SIGNED THIS WARRANT AND BEING IN THE UNITED STATES, TO WAIVE THE ISSUING AND
SERVICE OF PROCESS, AND CONFESS A JUDGMENT IN FAVOR OF THE LEGAL HOLDER OF THE
ABOVE AGAINST RADIO METRIX INC., FOR THE AMOUNT THAT MAY THEN BE DUE THEREON,
WITH INTEREST AT THE RATE THEREIN MENTIONED, AND COSTS OF SUIT, AND TO WAIVE
AND RELEASE ALL ERRORS IN SAID PROCEEDINGS AND THE RIGHT OF APPEAL FROM THE
JUDGMENT RENDERED.
WARNING: BY SIGNING THIS PAPER YOU GIVE UP YOUR RIGHT TO NOTICE AND COURT
TRIAL. IF YOU DO NOT PAY ON TIME A COURT JUDGMENT MAY BE TAKEN AGAINST YOU
WITHOUT YOUR PRIOR KNOWLEDGE AND THE POWERS OF A COURT CAN BE USED TO COLLECT
FROM YOU OR YOUR EMPLOYER REGARDLESS OF ANY CLAIMS YOU MAY HAVE AGAINST THE
CREDITOR WHETHER FOR RETURNED GOODS, FAULTY GOODS, FAILURE ON ITS PART TO
COMPLY WITH THE AGREEMENT OR ANY OTHER CAUSE.
Radio Metrix Inc.
By
-----------------------------------------
Xxxxxxx X. Xxxxxxx, Its: President
The rights of the parties hereunder shall, in the event of default
hereof, be governed by the Remedy upon Default Agreement executed on even date
by SDR Metro Inc. and Radio Metrix Inc.
Radio Metrix Inc.

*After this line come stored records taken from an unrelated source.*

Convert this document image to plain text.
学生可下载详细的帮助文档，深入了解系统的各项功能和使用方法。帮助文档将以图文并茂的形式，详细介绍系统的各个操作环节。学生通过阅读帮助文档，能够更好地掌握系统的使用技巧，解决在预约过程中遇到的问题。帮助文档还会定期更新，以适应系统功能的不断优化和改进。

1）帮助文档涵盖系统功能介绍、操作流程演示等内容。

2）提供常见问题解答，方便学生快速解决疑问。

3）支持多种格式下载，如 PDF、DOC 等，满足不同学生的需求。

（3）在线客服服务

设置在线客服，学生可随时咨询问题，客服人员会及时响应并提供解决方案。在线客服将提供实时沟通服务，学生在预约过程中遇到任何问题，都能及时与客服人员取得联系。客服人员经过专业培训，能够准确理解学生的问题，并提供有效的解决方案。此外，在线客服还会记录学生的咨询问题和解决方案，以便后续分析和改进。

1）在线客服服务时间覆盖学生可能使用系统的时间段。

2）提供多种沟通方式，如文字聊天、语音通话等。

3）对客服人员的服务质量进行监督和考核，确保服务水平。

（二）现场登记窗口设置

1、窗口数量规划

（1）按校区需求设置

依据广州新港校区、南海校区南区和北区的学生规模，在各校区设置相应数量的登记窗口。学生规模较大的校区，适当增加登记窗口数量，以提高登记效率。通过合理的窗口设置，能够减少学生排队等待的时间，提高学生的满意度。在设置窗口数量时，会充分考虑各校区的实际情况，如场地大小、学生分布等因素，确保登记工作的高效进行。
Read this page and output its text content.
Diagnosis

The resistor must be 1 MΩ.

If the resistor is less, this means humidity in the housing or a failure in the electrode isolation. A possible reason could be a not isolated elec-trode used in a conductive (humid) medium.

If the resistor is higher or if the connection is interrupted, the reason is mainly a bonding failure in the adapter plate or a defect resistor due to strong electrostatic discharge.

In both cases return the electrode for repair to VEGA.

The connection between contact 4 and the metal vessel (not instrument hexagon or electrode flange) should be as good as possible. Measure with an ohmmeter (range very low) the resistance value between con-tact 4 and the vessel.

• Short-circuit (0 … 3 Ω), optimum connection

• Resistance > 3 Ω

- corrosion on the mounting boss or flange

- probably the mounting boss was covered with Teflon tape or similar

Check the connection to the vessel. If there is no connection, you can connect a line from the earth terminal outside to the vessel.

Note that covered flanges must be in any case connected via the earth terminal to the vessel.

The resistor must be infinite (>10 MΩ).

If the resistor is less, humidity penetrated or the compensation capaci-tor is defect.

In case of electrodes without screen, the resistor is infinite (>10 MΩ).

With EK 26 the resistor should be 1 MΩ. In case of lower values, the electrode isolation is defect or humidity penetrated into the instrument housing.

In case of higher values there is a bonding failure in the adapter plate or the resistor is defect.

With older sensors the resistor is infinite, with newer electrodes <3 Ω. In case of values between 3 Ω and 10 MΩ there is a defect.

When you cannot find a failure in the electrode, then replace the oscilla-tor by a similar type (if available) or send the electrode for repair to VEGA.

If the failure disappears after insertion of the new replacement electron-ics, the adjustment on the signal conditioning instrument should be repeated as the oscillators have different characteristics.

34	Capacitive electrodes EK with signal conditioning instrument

SDR Metro Inc.
By: By:
-------------------------- ----------------------------------------
Xxxxxxx X. Xxxxxxx
As Its: As Its:
EXHIBIT A
FILING SCHEDULE PURSUANT TO PARAGRAPH 2.
INSTRUCTIONS TO ITEM 601 UNDER SECTION 229.601 EXHIBITS OF REGULATION S-K
The Security Agreement attached as part of composite Exhibit "A" is
the same Security Agreement filed as Item No. 10.25 above.
FILING SCHEDULE PURSUANT TO PARAGRAPH 2.
INSTRUCTIONS TO ITEM 601 UNDER SECTION 229.601 EXHIBITS OF REGULATION S-K
The License Agreement and amendment thereto attached as composite
Exhibit "B" is the same License Agreement and amendment thereto filed as
Exhibit "A" to the Security Agreement Item No. 10.25 above.